Rosa Luxemburg (1871–1919)
Famous woman revolutionist and theorist of the German and the international workers’ movement; important leader of the left-wing of the Social Democratic Party of Germany and the Second International.
Rosa Luxemburg was born in March 1871, in Zamość, near the Russian-Polish border, into a middle-class Jewish family. In her early years, she participated in revolutionary activities when she was student at the Warsaw High School. In 1888, she joined the Polish Social Revolutionary Party “Proletariat”. In 1889, she moved to Zurich, Switzerland. In 1890, she enrolled at the University of Zurich where she first studied biology and them political economy, and studied a large number of works of Marx and Engels, thus forming a Marxist world outlook. In 1898, she moved to Germany, where she took part in the activities of the Social Democratic Party of Germany and the Second International. At the party congresses in Stuttgart in 1898 and Hanover in 1899, Luxemburg fought resolutely against Bernstein’s revisionism. In 1900, she attended the Paris Congress of the Second International, where she advocated sanctioning Millerand’s treason. In January 1904, she was sentenced to imprisonment for three months for delivering a speech against militarism. In 1905, after the outbreak of the Russian Revolution, she went back to Poland to lead the workers’ struggle, and was hailed by Lenin as an “eagle of the revolution”. In 1907, at the Stuttgart Congress of Second International, together with Lenin, she revised the draft proposed by Bebel, and made it become an important document of the international proletariat’s anti-imperialist war. After 1907, she served as a lecturer of political economy in the Central Party School of the Social Democratic Party of Germany and devoted herself to theoretical activities. After the outbreak of World War I, Rosa Luxemburg actively campaigned against imperialist war and social chauvinism. In December 1918, she participated in the founding of the Communist Party of Germany (KPD). In January 1919, she was arrested for the defeat of the Berlin Workers’ Uprising and murdered by the reactionaries on the 15th of that month.

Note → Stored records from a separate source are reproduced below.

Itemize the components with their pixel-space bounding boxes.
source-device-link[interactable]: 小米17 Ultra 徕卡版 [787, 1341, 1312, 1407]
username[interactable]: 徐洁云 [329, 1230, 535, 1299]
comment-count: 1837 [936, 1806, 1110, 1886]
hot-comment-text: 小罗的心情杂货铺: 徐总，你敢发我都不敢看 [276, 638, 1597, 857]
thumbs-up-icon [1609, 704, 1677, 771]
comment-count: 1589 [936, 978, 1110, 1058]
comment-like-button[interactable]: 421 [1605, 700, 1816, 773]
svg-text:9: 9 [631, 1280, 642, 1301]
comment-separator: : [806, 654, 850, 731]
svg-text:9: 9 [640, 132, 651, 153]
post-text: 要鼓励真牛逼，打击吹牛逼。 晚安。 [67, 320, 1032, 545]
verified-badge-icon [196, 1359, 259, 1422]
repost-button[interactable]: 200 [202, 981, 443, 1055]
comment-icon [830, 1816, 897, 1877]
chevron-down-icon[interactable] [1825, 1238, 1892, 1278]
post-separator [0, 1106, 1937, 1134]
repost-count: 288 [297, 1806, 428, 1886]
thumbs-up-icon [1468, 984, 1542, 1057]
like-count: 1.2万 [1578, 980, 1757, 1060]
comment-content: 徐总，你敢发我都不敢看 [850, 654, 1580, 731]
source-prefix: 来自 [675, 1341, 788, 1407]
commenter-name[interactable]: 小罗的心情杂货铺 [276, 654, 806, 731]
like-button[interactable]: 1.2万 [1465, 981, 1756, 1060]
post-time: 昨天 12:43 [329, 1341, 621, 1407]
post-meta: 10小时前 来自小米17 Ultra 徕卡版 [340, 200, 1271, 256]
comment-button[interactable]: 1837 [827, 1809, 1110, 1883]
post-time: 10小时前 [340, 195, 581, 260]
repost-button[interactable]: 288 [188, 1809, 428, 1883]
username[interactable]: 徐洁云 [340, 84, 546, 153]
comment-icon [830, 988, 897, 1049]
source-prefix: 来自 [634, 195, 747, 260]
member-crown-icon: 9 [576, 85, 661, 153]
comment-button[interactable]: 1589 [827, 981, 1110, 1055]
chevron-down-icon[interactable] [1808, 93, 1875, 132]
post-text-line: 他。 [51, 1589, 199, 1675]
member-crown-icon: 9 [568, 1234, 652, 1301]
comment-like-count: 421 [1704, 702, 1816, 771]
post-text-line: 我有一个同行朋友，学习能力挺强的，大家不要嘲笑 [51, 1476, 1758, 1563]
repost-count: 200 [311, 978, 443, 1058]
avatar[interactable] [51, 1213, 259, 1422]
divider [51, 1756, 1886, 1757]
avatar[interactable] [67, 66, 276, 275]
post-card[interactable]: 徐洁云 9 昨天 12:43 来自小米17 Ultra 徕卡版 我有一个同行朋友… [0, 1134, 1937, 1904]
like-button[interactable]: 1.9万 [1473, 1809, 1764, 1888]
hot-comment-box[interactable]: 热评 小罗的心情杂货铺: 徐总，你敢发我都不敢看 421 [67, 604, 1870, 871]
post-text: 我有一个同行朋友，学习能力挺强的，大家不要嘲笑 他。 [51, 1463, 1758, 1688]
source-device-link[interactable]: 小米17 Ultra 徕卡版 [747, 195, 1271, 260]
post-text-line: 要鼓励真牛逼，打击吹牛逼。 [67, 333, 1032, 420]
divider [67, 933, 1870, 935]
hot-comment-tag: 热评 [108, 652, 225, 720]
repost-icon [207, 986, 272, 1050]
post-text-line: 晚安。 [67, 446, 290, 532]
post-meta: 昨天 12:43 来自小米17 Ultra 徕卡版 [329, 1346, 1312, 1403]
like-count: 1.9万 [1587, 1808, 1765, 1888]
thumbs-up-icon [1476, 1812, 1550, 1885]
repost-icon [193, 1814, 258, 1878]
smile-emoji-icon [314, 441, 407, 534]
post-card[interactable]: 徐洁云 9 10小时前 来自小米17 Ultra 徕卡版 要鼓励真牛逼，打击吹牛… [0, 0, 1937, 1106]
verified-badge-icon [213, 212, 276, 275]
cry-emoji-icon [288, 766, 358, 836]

Rosa Luxemburg was a prolific writer throughout her life, and Sozialreform oder Revolution? (Social Reform or Revolution?) is Rosa Luxemburg’s best response and counterattack to reformism as a Marxist. She advocated staunchly that with the continuous development of capitalism, its fundamental contradictions and crises could not be moderated. It was true that the workers’ movement would have to struggle for achieving amelioration through trade union and parliamentary activities, but since such amelioration would not be sufficient to abolish the capitalist relations of production as a whole, the working class would have to do so only through the conquest of political power by means of violent revolution. The book Organizational Questions of the Russian Social Democracy made Luxemburg intervene in the debate between Lenin and the Mensheviks, and she criticized Lenin’s concept of “democratic centralism”. Luxemburg had no objection to centralism in the Russian Social Democratic Labor Party. She held that under the despotic terrorist rule of Tsarist Russia, a militant workers’ party would have no fighting power if it did not have discipline and centralism, but that the problem was how to implement centralism within the party. She held that the “democratic centralism” advocated by Lenin would eventually slip to extreme centralism, thus undermining liberty and democracy. In the book The Accumulation of Capital: An Anti-Critique, she made an elucidation of the reasons for the transition from capitalism to imperialism, holding that a closed capitalist economy out of touch with non-capitalist society would inevitably collapse because of its inability to absorb all the surplus-value produced. Imperialism was the result of competition and struggle among various capitalist countries to gain access to the remaining non-capitalist environment.
As a famous activist of the international communist movement and a theorist and leader of the left-wing of the Second International, Rosa Luxemburg actively explored the cause of emancipation of the proletariat in both theory and practice, and made great contributions to pushing forward the development of the international workers’ movement and sacrificed her life.